The German Tank Problem

A Shiny Solution

What is the German Tank Problem?

  • Formally, the problem of estimating the maximum of a discrete uniform distribution from sampling without replacement

  • Named due to WW2 - Allies wanted to estimate the total number of German Tanks from the serial numbers of captured tanks.

  • Reasoning relies on the mediocrity principle: Very unlikely that a random sample of the serial numbers would all be clustered at the end or the beginning of the set of numbers.

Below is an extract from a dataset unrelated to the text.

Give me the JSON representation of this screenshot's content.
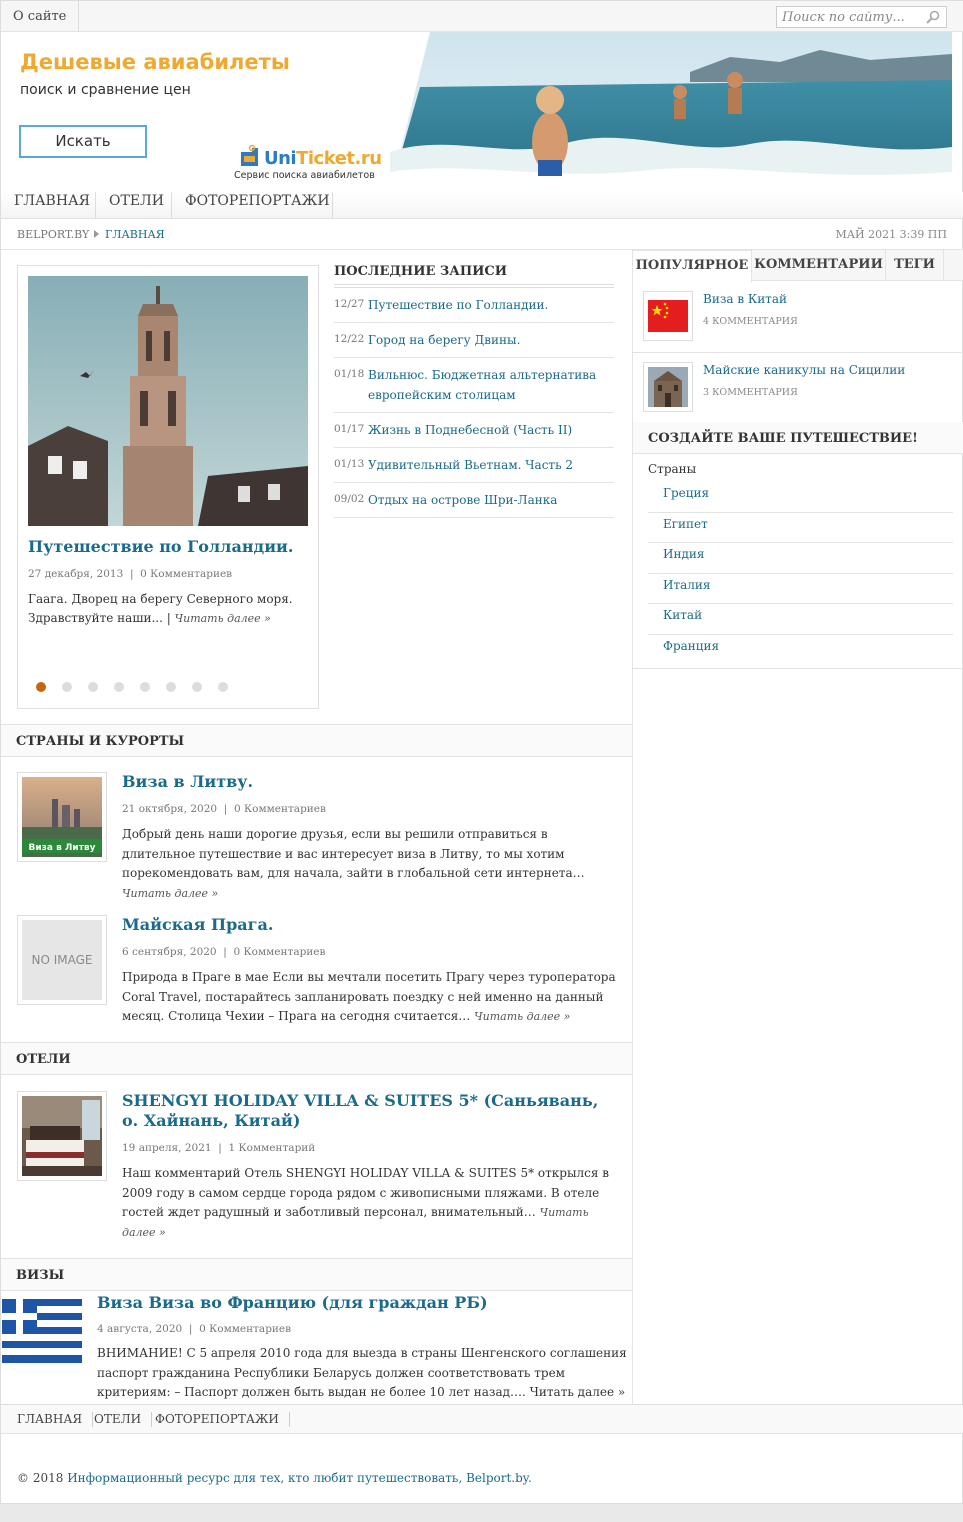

  • Has also been used to estimate iPod and Commodore 64 production - you can use it with random user ID's to estimate traffic to websites etc.

Frequentist Approach

obs<-c(2,6,7,14)
m<-max(obs)
k<-length(obs)
freqN<-m+(m/k)-1
freqN
[1] 16.5
lowconfinv<-m/(0.975^(1/k))
highconfinv<-m/(0.025^(1/k))
paste0("[",format(lowconfinv,digits=5),",",
       format(highconfinv,digits=5),"]")
[1] "[14.089,35.208]"

Point estimate with confidence intervals.

Bayesian Approach

obs<-c(2,6,7,14)
m<-max(obs)
k<-length(obs)
bayesMean<-(m-1)*((k-1)/(k-2))
bayesSD<-sqrt(((k-1)*(m-1)*(m-k+1))
              /((k-3)*((k-2)^2)))
paste0(format(bayesMean,digits=5),"±",
       format(bayesSD,digits=5))
[1] "19.5±10.356"

Can estimate probability distribution - only computed parameters here as computing plot of distribution can be computationally intensive.

Warnings

  • Does not perform well with small numbers of observations.
  • Must factor in bias of samples (i.e. what if the Germans sent all the old tanks to Africa?)
  • What if there are different sets of ID numbers?
  • Be careful with your own data - are you giving away more info than you realise?